Witam, w tym roku pierwszy raz wysiałam nasiona karczocha i mam pytanie czy do kiełkowania nasion potrzebne jest światło? Będę bardzo wdzięczna za podpowiedź . Pozdrawiam
- ZielonaZabka
- 500p
- Posty: 548
- Od: 7 kwie 2016, o 20:01
- Opryskiwacze MAROLEX: 0 szt.
- Lokalizacja: Gdańsk
Re: Karczochy - kto uprawia to warzywo i ... ?

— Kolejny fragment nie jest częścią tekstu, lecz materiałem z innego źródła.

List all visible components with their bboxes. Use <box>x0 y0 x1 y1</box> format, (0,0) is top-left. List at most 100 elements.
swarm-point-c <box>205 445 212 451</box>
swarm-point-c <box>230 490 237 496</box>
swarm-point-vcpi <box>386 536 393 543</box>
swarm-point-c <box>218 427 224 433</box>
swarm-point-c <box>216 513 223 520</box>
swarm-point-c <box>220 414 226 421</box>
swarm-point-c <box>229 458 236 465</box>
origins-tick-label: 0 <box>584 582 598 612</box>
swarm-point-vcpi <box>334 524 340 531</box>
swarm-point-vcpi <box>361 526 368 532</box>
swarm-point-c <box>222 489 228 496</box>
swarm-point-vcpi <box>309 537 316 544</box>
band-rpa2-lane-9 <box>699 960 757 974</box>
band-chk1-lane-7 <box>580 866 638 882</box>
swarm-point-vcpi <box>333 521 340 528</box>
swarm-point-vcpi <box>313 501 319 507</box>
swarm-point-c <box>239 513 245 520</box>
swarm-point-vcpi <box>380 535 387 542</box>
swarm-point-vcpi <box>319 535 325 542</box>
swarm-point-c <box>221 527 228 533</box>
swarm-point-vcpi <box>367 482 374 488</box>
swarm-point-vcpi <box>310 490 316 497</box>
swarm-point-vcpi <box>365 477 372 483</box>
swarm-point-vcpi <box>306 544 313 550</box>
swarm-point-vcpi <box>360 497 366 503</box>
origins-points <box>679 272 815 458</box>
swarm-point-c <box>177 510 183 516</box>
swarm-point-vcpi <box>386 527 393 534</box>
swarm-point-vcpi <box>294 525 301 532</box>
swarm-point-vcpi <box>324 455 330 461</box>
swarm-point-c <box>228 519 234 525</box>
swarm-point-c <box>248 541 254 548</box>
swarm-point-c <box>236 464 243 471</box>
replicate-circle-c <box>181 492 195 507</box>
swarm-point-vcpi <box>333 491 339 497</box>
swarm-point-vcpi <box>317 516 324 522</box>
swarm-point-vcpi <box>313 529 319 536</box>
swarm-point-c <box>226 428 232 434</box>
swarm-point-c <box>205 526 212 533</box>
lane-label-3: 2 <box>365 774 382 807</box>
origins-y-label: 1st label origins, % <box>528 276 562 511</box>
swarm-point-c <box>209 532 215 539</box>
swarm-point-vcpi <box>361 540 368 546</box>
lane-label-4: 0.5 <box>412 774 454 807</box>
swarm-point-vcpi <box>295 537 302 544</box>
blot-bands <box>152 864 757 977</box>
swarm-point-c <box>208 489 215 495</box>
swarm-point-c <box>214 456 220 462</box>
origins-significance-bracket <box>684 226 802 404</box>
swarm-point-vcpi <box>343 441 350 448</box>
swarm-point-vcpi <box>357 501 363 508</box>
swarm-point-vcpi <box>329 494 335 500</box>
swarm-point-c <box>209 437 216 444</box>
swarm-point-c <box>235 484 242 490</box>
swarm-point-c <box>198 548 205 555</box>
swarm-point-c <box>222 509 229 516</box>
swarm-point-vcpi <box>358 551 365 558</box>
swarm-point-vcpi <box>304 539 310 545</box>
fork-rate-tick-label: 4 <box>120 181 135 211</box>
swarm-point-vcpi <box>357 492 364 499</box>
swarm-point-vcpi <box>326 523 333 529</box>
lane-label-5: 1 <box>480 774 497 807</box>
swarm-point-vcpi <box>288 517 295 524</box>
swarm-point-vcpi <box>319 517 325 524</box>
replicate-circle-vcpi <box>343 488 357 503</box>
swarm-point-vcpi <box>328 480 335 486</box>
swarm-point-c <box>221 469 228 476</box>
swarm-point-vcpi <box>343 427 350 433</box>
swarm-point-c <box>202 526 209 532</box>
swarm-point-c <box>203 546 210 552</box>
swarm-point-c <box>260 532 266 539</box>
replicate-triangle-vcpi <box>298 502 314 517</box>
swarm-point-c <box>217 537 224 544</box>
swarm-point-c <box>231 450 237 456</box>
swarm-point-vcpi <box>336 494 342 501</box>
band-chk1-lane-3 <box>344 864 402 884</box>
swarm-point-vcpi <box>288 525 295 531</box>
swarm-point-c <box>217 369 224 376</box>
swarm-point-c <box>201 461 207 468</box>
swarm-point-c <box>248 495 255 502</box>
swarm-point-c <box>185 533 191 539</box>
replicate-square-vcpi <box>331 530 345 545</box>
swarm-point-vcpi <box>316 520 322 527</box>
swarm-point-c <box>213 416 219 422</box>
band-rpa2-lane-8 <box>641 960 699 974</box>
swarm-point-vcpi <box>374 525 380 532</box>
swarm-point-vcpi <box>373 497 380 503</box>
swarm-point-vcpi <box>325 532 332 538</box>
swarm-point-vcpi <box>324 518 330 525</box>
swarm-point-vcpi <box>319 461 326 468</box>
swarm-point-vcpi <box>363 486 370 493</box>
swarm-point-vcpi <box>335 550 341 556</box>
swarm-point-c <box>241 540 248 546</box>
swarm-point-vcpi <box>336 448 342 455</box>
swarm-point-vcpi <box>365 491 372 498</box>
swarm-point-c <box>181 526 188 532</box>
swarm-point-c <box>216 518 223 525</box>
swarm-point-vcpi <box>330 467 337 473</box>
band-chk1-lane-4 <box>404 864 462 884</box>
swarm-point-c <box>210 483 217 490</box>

Moje kiełkują bez światła. Tzn wsadzone są w krążki torfowe do kiełkowania, bo jeszcze żadnemu się nie chce wypuścić ani kawałka kiełeczka...
- Maska
- Przyjaciel Forum - gold
- Posty: 42117
- Od: 19 lut 2012, o 19:39
- Opryskiwacze MAROLEX: więcej niż 1 szt.
- Lokalizacja: Małopolska
- Kontakt:
Re: Karczochy -
Nie wiem o co chodzi? wysiewam karczochy i stawiam na południowym parapecie, kiełkują po kilku dniach
Re: Karczochy -
Dzięki za odpowiedź . Maska chodzi o to, że niektóre nasiona lepiej kiełkują w ciemności albo tylko w ciemności, np. nasiona papryki i pomidorów przenoszę na parapet dopiero po wschodach, kiedy siewki mają rozwinięte liścienie, wcześniej praktycznie kiełkują bez dostępu światła.
- ZielonaZabka
- 500p
- Posty: 548
- Od: 7 kwie 2016, o 20:01
- Opryskiwacze MAROLEX: 0 szt.
- Lokalizacja: Gdańsk
Re: Karczochy -
Powiedziałabym, ze jest odwrotnie - standardem jest, że nasionom światło do kiełkowania potrzebne nie jest (ale i nie szkodzi zbytnio), wyjątkiem jest np. seler, który w świetle kiełkuje lepiej. Ale i w tym przypadku co forumowicz to inna opinia ;)
Re: Karczochy -
Potrzebuję informacji co mam zrobić z krzewami karczochów które przezimowały w szklarni,czy ściąć do zimi czy zostawić jak są dodając tylko podłoża i przekopać?Wiem że powinnam przed zimą ściąć je,ale tego nie zrobiłam Kto wie niech się wypowie co dalej!?
- Maska
- Przyjaciel Forum - gold
- Posty: 42117
- Od: 19 lut 2012, o 19:39
- Opryskiwacze MAROLEX: więcej niż 1 szt.
- Lokalizacja: Małopolska
- Kontakt:
Re: Karczochy -
Ja miałam dwuletniego karczocha na grządce, ale nic nie ścinałam przed zimą, a po zimie jak wyszły nowe liście dopiero wtedy te uschnięte powycinałam. Powinien nawet gdzie być wcześniej w wątku ale nie sprawdziłam nie ma pewnie pisałam i pokazywałam w swoim wątku.